Controlled Radical Polymerization Enabled by Electrochemically Mediated Photoredox Catalysis.

This thesis explores the convergence of three chemistry branches—electrochemistry, photochemistry, and polymer science—investigating their synergistic interactions at the molecular level to develop novel approaches in controlled polymer synthesis. The research focuses on e-PRC (electrochemically mediated photoredox catalysis), which combines the injection of one electron (or hole) and one photon in a single catalytic cycle, effectively conducting photo-redox catalysis with an excited open shell catalyst in a reduced or oxidized form. Building up on both traditional photo-redox catalysis (PRC) and electrocatalysis (EC), this approach aims to combine the advantages of these two worlds through e-PRC methods to access new possibilities for controlled radical polymerization reactions (CRPs). CRPs allow to obtain polymeric materials with high control over molecular weights (M n ) and their distribution (typically dispersity Đ < 1.5), while minimizing unwanted radical termination reactions and allowing for polymerization to be paused and resumed by removing/applying the external stimuli.
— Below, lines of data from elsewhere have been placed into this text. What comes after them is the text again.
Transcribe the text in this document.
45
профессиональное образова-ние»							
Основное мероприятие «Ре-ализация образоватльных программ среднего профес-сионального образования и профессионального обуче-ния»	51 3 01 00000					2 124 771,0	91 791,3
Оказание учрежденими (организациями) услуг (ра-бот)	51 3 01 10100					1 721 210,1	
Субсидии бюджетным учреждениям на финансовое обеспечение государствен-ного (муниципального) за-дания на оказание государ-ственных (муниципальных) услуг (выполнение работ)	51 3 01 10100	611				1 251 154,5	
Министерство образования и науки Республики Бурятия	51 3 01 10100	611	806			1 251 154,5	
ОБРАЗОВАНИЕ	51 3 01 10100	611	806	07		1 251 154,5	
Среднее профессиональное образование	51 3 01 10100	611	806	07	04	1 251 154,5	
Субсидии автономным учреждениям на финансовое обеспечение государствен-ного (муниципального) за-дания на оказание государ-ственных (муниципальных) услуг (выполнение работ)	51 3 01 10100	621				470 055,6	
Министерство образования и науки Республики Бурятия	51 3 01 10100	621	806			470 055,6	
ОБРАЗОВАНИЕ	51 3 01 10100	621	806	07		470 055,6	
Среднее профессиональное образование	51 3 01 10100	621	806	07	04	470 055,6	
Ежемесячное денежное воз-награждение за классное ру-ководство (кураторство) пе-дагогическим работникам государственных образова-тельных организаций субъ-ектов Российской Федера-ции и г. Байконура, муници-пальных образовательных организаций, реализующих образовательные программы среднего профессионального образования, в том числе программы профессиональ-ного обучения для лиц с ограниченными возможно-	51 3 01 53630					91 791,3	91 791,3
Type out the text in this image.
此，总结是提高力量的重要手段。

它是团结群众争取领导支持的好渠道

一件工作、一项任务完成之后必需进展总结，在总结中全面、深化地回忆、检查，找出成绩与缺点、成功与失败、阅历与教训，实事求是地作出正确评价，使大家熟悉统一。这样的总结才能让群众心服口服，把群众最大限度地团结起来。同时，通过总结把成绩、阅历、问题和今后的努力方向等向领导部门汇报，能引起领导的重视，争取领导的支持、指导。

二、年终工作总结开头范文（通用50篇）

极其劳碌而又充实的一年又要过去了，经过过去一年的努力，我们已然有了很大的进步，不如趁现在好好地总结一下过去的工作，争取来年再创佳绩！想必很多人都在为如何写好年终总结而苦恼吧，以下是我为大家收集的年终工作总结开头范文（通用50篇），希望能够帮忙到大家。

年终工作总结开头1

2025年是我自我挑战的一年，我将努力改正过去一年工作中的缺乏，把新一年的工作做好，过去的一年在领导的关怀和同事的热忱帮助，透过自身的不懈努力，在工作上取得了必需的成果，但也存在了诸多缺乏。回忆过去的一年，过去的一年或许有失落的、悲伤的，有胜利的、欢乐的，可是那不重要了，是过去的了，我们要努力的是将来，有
Central to this investigation is the use of N,N-bis(2,6-diisopropylphenyl)perylene-3,4,9,10- bis(dicarboximide) (PDI) as a organocatalyst. The photoexcitation of the PDI radical anion (PDI •− ) facilitates reactions using low-energy red light and mild electrochemical potentials, expanding the scope of accessible chemical reactions. A comprehensive investigation into the photochemical and electrochemical properties of PDI evaluates its capacity to generate radicals suitable for new CRPs pathways. This work bridges the fields of photoredox catalysis, electrochemistry, and polymer science, aiming to develop a novel, efficient, and selective CRP method by harnessing the combined power of light and electrons through organocatalysis. Following these steps could potentially lead to more sustainable and energy-efficient polymerization processes, contributing to the broader field of materials science and green chemistry.